The Government has said the strategy covers a commitment to ensure “that the most vulnerable of our overseas communities are supported.” The plan says the Government will support measures and organisations that “protect the dignity and wellbeing of Irish emigrants.”
Britain is home to large numbers of survivors of institutional abuse in Ireland. Almost 40 per cent of people who gave evidence to the Commission to Inquire into Child Abuse lived in Britain.
Brendan Fay, a long-time US resident and champion of equal rights for the Irish LBGT community in New York, said it was a “very profound” and “long overdue” acknowledgement to recognise members of the diaspora who were “forced to flee” Ireland because of discrimination or crisis.

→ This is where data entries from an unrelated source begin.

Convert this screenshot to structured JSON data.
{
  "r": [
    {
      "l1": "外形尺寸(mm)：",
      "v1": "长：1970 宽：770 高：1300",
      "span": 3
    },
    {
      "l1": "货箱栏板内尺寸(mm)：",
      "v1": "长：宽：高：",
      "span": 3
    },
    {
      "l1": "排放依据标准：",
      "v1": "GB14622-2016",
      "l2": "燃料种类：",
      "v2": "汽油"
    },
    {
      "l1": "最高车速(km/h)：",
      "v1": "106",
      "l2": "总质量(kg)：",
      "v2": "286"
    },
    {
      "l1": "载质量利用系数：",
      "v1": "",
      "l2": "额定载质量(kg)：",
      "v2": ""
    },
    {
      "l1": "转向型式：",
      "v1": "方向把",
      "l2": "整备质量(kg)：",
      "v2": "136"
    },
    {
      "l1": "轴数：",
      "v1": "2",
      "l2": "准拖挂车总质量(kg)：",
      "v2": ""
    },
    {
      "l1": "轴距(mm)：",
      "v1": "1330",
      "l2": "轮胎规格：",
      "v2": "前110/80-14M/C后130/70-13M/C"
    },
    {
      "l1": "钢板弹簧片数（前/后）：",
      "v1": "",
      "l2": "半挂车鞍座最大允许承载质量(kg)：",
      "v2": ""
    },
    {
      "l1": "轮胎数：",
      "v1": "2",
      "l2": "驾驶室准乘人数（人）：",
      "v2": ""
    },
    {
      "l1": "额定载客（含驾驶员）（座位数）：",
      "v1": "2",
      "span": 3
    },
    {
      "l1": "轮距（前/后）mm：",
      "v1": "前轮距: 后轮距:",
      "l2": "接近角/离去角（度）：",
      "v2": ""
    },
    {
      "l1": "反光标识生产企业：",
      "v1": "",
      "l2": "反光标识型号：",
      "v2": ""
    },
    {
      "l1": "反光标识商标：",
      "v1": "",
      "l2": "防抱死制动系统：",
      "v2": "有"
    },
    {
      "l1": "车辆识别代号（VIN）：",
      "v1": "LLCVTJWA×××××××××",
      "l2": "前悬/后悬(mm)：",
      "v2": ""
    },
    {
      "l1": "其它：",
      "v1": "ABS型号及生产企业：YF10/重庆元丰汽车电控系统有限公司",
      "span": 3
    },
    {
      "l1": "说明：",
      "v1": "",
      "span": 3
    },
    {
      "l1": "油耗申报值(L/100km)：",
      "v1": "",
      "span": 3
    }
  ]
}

He said there was “a generation who fled Ireland and are scattered across the world because of their experience of discrimination they lived with every day and found suffocating.”
Mr Fay praised the Government for embracing “the more painful stories, the scars that people left with and the wounds of emigration” where, in the past, political leaders often only looked to the diaspora to celebrate the most successful stories of Irish emigration.
“Maybe Government leaders, in acknowledging this, are touching something and going deeper and rethinking the diaspora that, besides celebrating the contributions from the Irish abroad, are acknowledging the wounds and the scars that people take with them,” he said.
Ireland was only beginning to recognise the stories of women who fled Ireland after spending their lives in institutions, said Mr Fay. He pointed to the “silence” around other experiences of the Irish abroad, including those “who were shipped to America as babies.”
“Maybe this is the beginning of a significant moment in Irish history of acknowledging the diaspora who were forced to flee, who did not choose, and are always left with this angst and longing for home,” he said.
“It is a loss for Ireland. I have often said to people that I had to leave to come home.”